Un año después, a las once de la noche. Diom llamó a su puerta, y cayó muerto. Él al abrir, encontró el cadáver, semidesnudo, a los pies de un pequeño escalón. Enterró el cadáver, y conforme la tierra, lo iba cubriendo, ésta lo iba convirtiendo en un singular polvo, blanco.

Al coger sus ropas, Zoël se dio cuenta, de que algo cayó al suelo. Al hurgar entre la maleza, pudo comprobar de que se trataba, de la estacas de oro cruzadas, que Targo le había comentado. Las cogió, y se metió al refugio. En el fondo del refugio, había un pequeño altar, que había construido para rezarle a los dioses. En el altar colocó, esas dos estacas de oro cruzadas. Todos lo días, rezaba a los dioses, implorando a Apolo, cuando tocaba la lira.Y mirando, hacia la cruz, rezaba también, por el regreso de Helena.

A los tres años, Zoël estaba sentado junto al escalón de su refugio, y comenzó a tocar la lira, la misma música, que tocó cuando conoció a Helena, y cuando alzó la vista, para observar el horizonte, pudo divisar, a lo lejos, la figura de una mujer, que se acercaba. Era Helena, más bella que nunca. Zoë, sabía que no podía, dejar de tocar. Ella siguió caminando, hasta que se sentó junto a él, sin mediar palabra. 

Tocó durante dos días seguidos, y ninguno de los dos, pronunció palabra alguna.
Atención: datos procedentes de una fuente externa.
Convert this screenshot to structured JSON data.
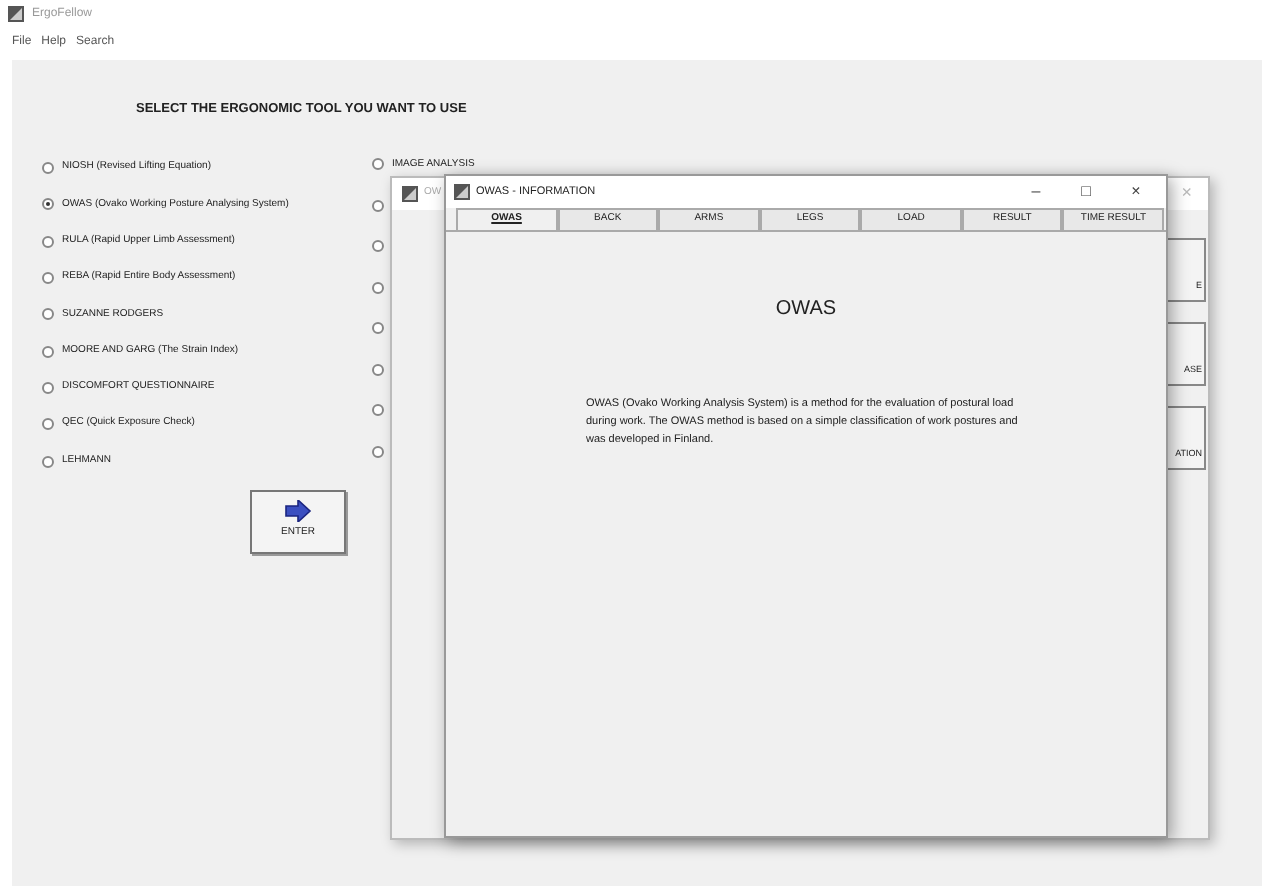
{
  "app": {
    "title": "ErgoFellow",
    "menu": [
      "File",
      "Help",
      "Search"
    ]
  },
  "heading": "SELECT THE ERGONOMIC TOOL YOU WANT TO USE",
  "tools": [
    {
      "label": "NIOSH  (Revised Lifting Equation)",
      "selected": false
    },
    {
      "label": "OWAS  (Ovako Working Posture Analysing System)",
      "selected": true
    },
    {
      "label": "RULA  (Rapid Upper Limb Assessment)",
      "selected": false
    },
    {
      "label": "REBA  (Rapid Entire Body Assessment)",
      "selected": false
    },
    {
      "label": "SUZANNE RODGERS",
      "selected": false
    },
    {
      "label": "MOORE AND GARG (The Strain Index)",
      "selected": false
    },
    {
      "label": "DISCOMFORT QUESTIONNAIRE",
      "selected": false
    },
    {
      "label": "QEC  (Quick Exposure Check)",
      "selected": false
    },
    {
      "label": "LEHMANN",
      "selected": false
    }
  ],
  "enter_button": "ENTER",
  "tools_column_2": [
    {
      "label": "IMAGE ANALYSIS",
      "selected": false
    },
    {
      "selected": false
    },
    {
      "selected": false
    },
    {
      "selected": false
    },
    {
      "selected": false
    },
    {
      "selected": false
    },
    {
      "selected": false
    },
    {
      "selected": false
    }
  ],
  "back_window": {
    "title": "OW",
    "close": "×",
    "buttons": [
      "E",
      "ASE",
      "ATION"
    ]
  },
  "info_window": {
    "title": "OWAS - INFORMATION",
    "controls": [
      "–",
      "□",
      "×"
    ],
    "tabs": [
      {
        "label": "OWAS",
        "selected": true
      },
      {
        "label": "BACK",
        "selected": false
      },
      {
        "label": "ARMS",
        "selected": false
      },
      {
        "label": "LEGS",
        "selected": false
      },
      {
        "label": "LOAD",
        "selected": false
      },
      {
        "label": "RESULT",
        "selected": false
      },
      {
        "label": "TIME RESULT",
        "selected": false
      }
    ],
    "heading": "OWAS",
    "text": "OWAS (Ovako Working Analysis System) is a method for the evaluation of postural load during work. The OWAS method is based on a simple classification of work postures and was developed in Finland."
  }
}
Ella que estaba sentada en la tierra, no dejaba con su dedo de esbozar en la tierra, las palabras Helena y Mítaca.  Pero el mismo viento, que en antaño, les unió para besarse, y se fue tras ella, ahora jugaba, intrépido, con las motas de polvo, de la tierra, para borrarle las palabras, que ella con tanta insistencia, no paraba de escribir. Hasta que agotada, con su lucha contra el viento, cesó en su empeño. Y el viento, revoltoso en su movimiento, se deslizaba por las letras, cómo tapiz en blanco, roto por el pasado, borrándolas y uniéndolas, hasta que al fin, como engendrante creador, obtuvo una palabra, Helmítaca. 
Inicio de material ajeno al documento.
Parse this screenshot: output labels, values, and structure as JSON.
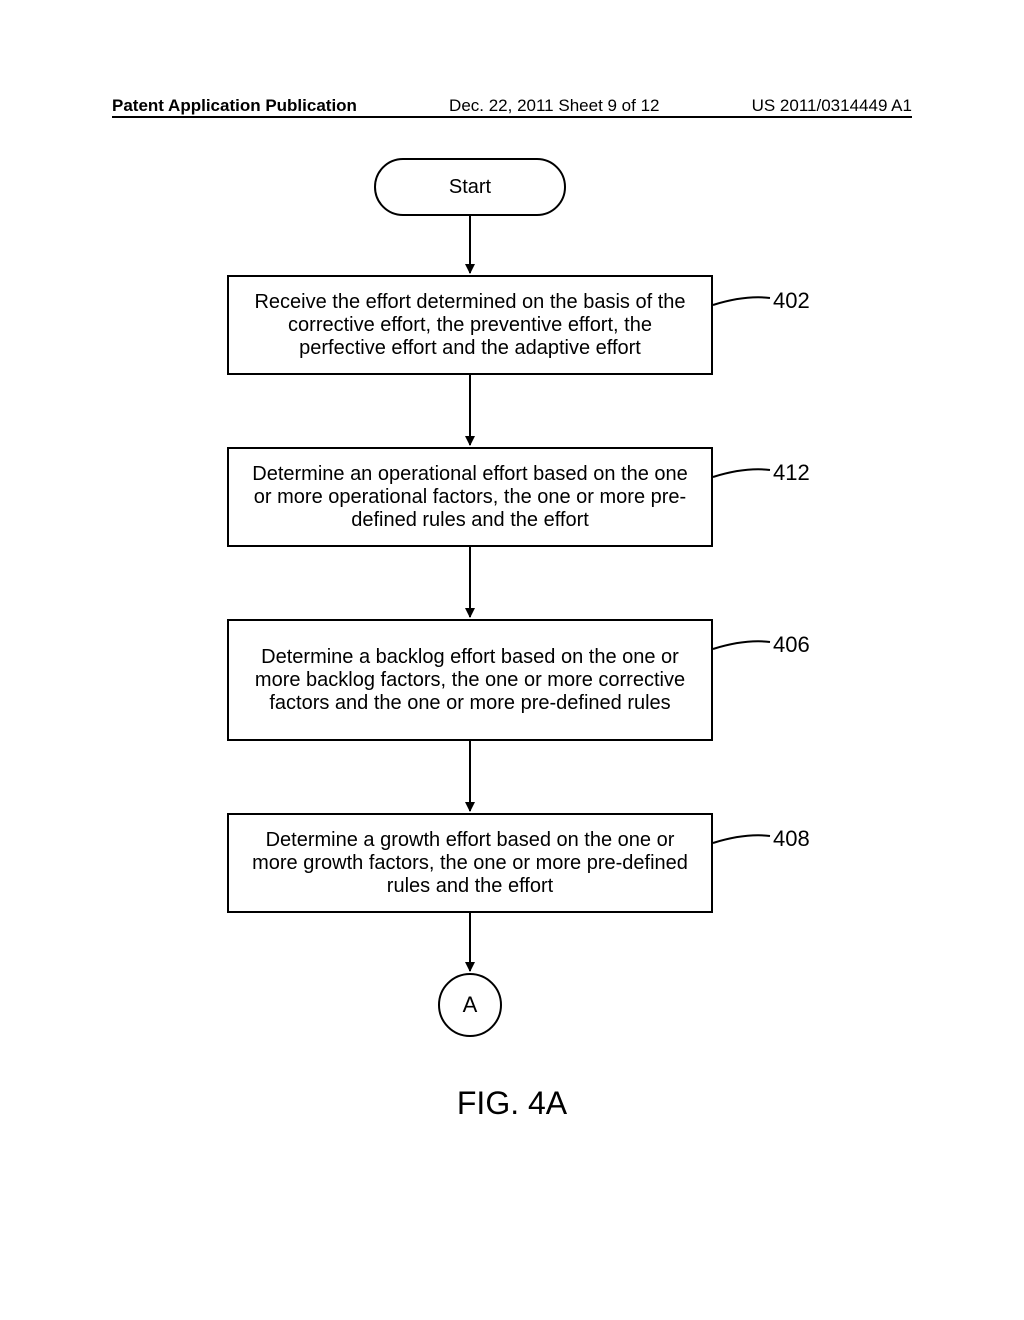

El águila bajó su vuelo, y con el fuego de sus alas, grabó el nombre de Helmítaca, sobre el escalón del templo.

Helena, por fin, se levantó, y al entrar, para ver el templo, quedó prendada, con una muerte paralizada, al ver aquellas estacas de oro cruzadas. Se volvió, hacia Zoë, y esbozando, una pequeña, sonrisa, le dijo. Acabó, por fin la guerra. Ya no habrán más muertes sobre mi conciencia. 
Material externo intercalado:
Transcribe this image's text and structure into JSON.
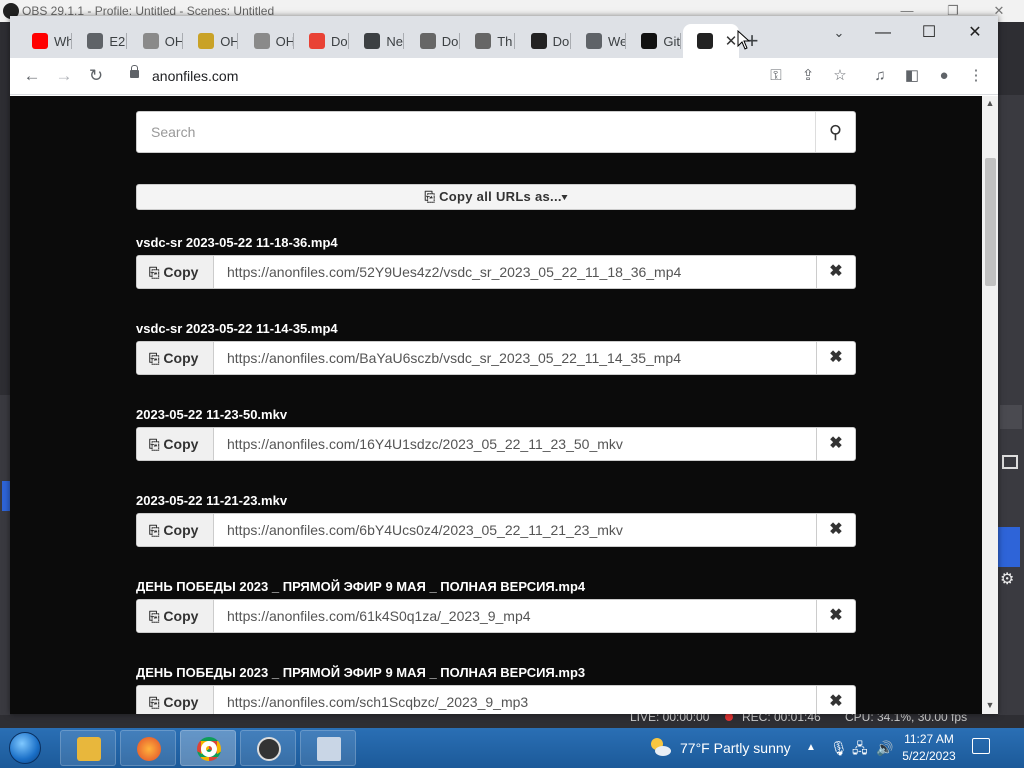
{
  "obs": {
    "title": "OBS 29.1.1 - Profile: Untitled - Scenes: Untitled",
    "status": {
      "live": "LIVE: 00:00:00",
      "rec": "REC: 00:01:46",
      "cpu": "CPU: 34.1%, 30.00 fps"
    }
  },
  "browser": {
    "tabs": [
      {
        "label": "Wh",
        "favicon": "youtube-icon",
        "color": "#ff0000"
      },
      {
        "label": "E2(",
        "favicon": "globe-icon",
        "color": "#5f6368"
      },
      {
        "label": "OH",
        "favicon": "circle-icon",
        "color": "#8a8a8a"
      },
      {
        "label": "OH",
        "favicon": "square-icon",
        "color": "#c9a227"
      },
      {
        "label": "OH",
        "favicon": "circle-icon",
        "color": "#8a8a8a"
      },
      {
        "label": "Do",
        "favicon": "pinwheel-icon",
        "color": "#e94235"
      },
      {
        "label": "Ne",
        "favicon": "globe-icon",
        "color": "#3c4043"
      },
      {
        "label": "Do",
        "favicon": "leaf-icon",
        "color": "#666"
      },
      {
        "label": "Th",
        "favicon": "leaf-icon",
        "color": "#666"
      },
      {
        "label": "Do",
        "favicon": "obs-icon",
        "color": "#222"
      },
      {
        "label": "We",
        "favicon": "globe-icon",
        "color": "#5f6368"
      },
      {
        "label": "Git",
        "favicon": "github-icon",
        "color": "#111"
      },
      {
        "label": "",
        "favicon": "anonfiles-icon",
        "color": "#222",
        "active": true
      }
    ],
    "url": "anonfiles.com"
  },
  "page": {
    "search_placeholder": "Search",
    "copy_all_label": "Copy all URLs as...",
    "copy_label": "Copy",
    "files": [
      {
        "name": "vsdc-sr 2023-05-22 11-18-36.mp4",
        "url": "https://anonfiles.com/52Y9Ues4z2/vsdc_sr_2023_05_22_11_18_36_mp4"
      },
      {
        "name": "vsdc-sr 2023-05-22 11-14-35.mp4",
        "url": "https://anonfiles.com/BaYaU6sczb/vsdc_sr_2023_05_22_11_14_35_mp4"
      },
      {
        "name": "2023-05-22 11-23-50.mkv",
        "url": "https://anonfiles.com/16Y4U1sdzc/2023_05_22_11_23_50_mkv"
      },
      {
        "name": "2023-05-22 11-21-23.mkv",
        "url": "https://anonfiles.com/6bY4Ucs0z4/2023_05_22_11_21_23_mkv"
      },
      {
        "name": "ДЕНЬ ПОБЕДЫ 2023 _ ПРЯМОЙ ЭФИР 9 МАЯ _ ПОЛНАЯ ВЕРСИЯ.mp4",
        "url": "https://anonfiles.com/61k4S0q1za/_2023_9_mp4"
      },
      {
        "name": "ДЕНЬ ПОБЕДЫ 2023 _ ПРЯМОЙ ЭФИР 9 МАЯ _ ПОЛНАЯ ВЕРСИЯ.mp3",
        "url": "https://anonfiles.com/sch1Scqbzc/_2023_9_mp3"
      }
    ]
  },
  "taskbar": {
    "weather": "77°F  Partly sunny",
    "time": "11:27 AM",
    "date": "5/22/2023"
  }
}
Zoë, se acercó, y le cubrió la cabeza, con el mismo pañuelo, que el viento utilizó para unir sus cuellos, la abrazó con toda la intensidad que pudo, y con la fuerza de un guerrero, le dio el beso, más bello, jamás tocado por sus labios. Los dos murieron. Y su leyenda fue contada por el viento. 

Y fue así, como Helmítaca, se convirtió, en un lugar de rezo.